Il vero punto di forza di questo romanzo, ciò che davvero lo rende unico e inimitabile, è però la sua intertestualità. Irène è un omaggio alla letteratura noir, riproducendo delitti descritti in romanzi di autori come James Ellroy e Bret Easton Ellis. Lemaitre non si limita a citare, ma trasforma il romanzo stesso in un’arma narrativa, sfidando il lettore ad andare oltre la semplice fruizione di una storia. A un certo punto, la lettura diventa un’esperienza disorientante e, contestualmente, straordinaria, che costringe addirittura a tornare indietro con le pagine e a mettere in discussione ogni certezza.

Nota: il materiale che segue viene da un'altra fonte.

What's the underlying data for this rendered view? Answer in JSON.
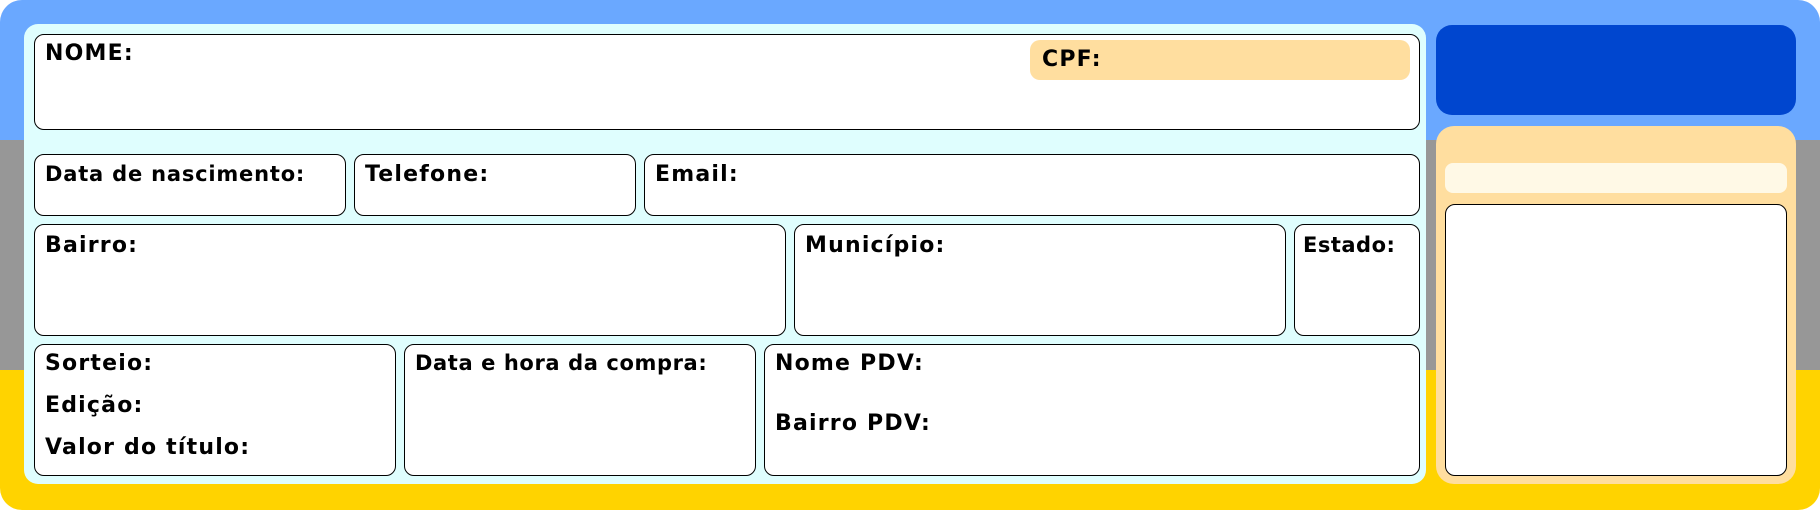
{
  "form": {
    "nome": "NOME:",
    "cpf": "CPF:",
    "data_nascimento": "Data de nascimento:",
    "telefone": "Telefone:",
    "email": "Email:",
    "bairro": "Bairro:",
    "municipio": "Município:",
    "estado": "Estado:",
    "sorteio": "Sorteio:",
    "edicao": "Edição:",
    "valor_titulo": "Valor do título:",
    "data_hora_compra": "Data e hora da compra:",
    "nome_pdv": "Nome PDV:",
    "bairro_pdv": "Bairro PDV:"
  },
  "colors": {
    "band_blue": "#6aa8ff",
    "band_gray": "#979797",
    "band_yellow": "#ffd300",
    "form_background": "#dffefe",
    "cpf_highlight": "#ffde9f",
    "side_header": "#0046cf",
    "side_panel": "#ffde9f"
  }
}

Questo espediente narrativo genera uno stato di “piacevole confusione”, si rimane spiazzati e ammaliati da una sorpresa che sovverte e sconvolge, simile a quella che si prova guardando film come Inception o I soliti sospetti.
Con Irène, Pierre Lemaitre gioca con le certezze di ogni lettore, oltre che con quelle del suo personaggio. Spiazza, ferisce, ma, alla fine, arricchisce con una delle storie più particolari e affascinanti degli ultimi decenni. È un libro assolutamente consigliato a chiunque ami il genere thriller, ma soprattutto a chi cerca una lettura che lo impegni senza noia e lo sfidi senza remore.
Si corre, leggendo Irène, come in fuga da un nemico spietato; ma quando a quel nemico si arriva abbastanza vicino da guardarlo in faccia, si desidera tornare indietro per capire come sia stato possibile non riconoscerlo prima.